It surprises me how many boards have not established term limits. They are consistently utilized on Fortune 500 company boards. They are also becoming more and more common on not-for-profit boards. In my experience, it is the boards for mid-sized companies that are typically negligent in this regard.
Why do I feel so strongly about this? Fundamentally, I think a lack of term limits waters down the board’s ability to govern effectively. Directors lose sight of what they do not know. I attended a board meeting for a successful company in the resources sector. Some of the directors, for whom I have a great deal of respect, had been on the board for a decade or more. The directors enjoy working together, have a good relationship with the CEO, and are able to reach consensus quickly. All of them have experience in the resource sector, and while there is gender diversity, all are between 58 and 70 years old. There is insufficient debate at the board table, and simply too few opposing views. Term limits would necessitate director recruitment and refresh. This would provide an opportunity to review the director skills and experience matrix and consider new skills.
One of the boards I worked with has three-year terms with a maximum of three terms. As a B2C provider, the CEO identified an aging customer base, with little attraction of millennial or Gen Y customers. While they continue to increase market share year over year, this growth remains in the same demographic segment. The board decided to require a millennial to fill an upcoming director vacancy. This new director had no prior board experience, but this was offset with considerable governance and business experience around the table. The millennial has provided many valuable insights and the governance committee has already decided to add one more millennial to the board in the future. Without term limits triggering new candidates, they may have missed this opportunity until such time as the company experienced an erosion in sales through a declining customer base.
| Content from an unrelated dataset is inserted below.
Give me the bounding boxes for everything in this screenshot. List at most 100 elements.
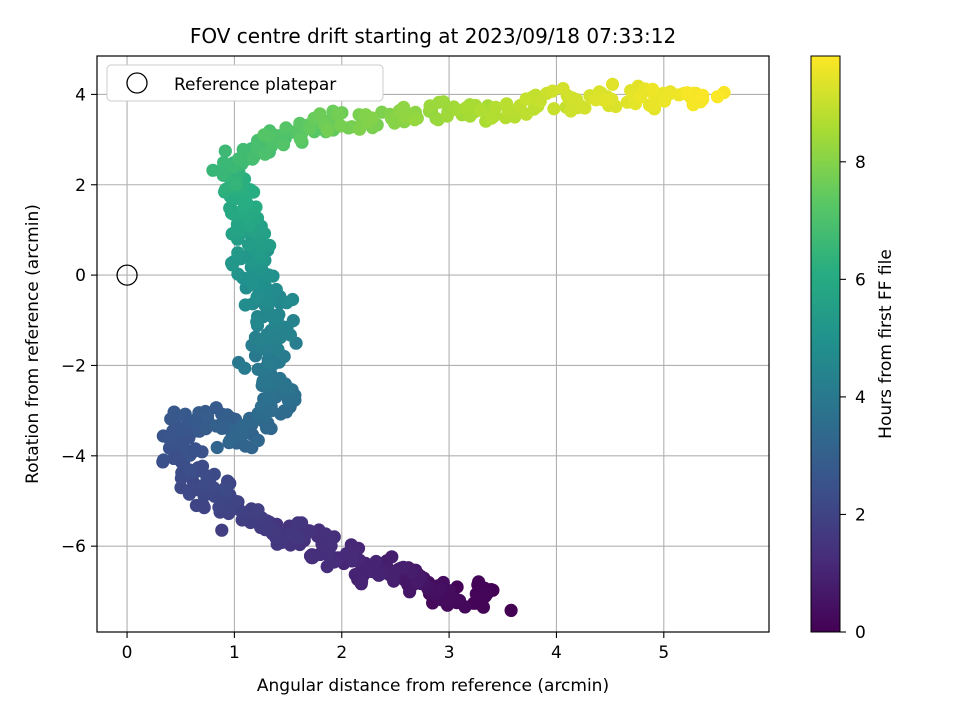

Conflict is healthy. When a governance chair told me, “We don’t have any disagreements. The CEO is a visionary and is brilliant. The board chair sits on half a dozen boards and knows what he is doing,” I saw this as a board with an opportunity to be much more effective. I also saw them at risk of not attracting change agent directors who would be motivated by challenging the status quo and perhaps creating breakthrough opportunities for the company.
Term limits force a refresh, and with effective director recruitment, contribute to better outcomes for the board and management.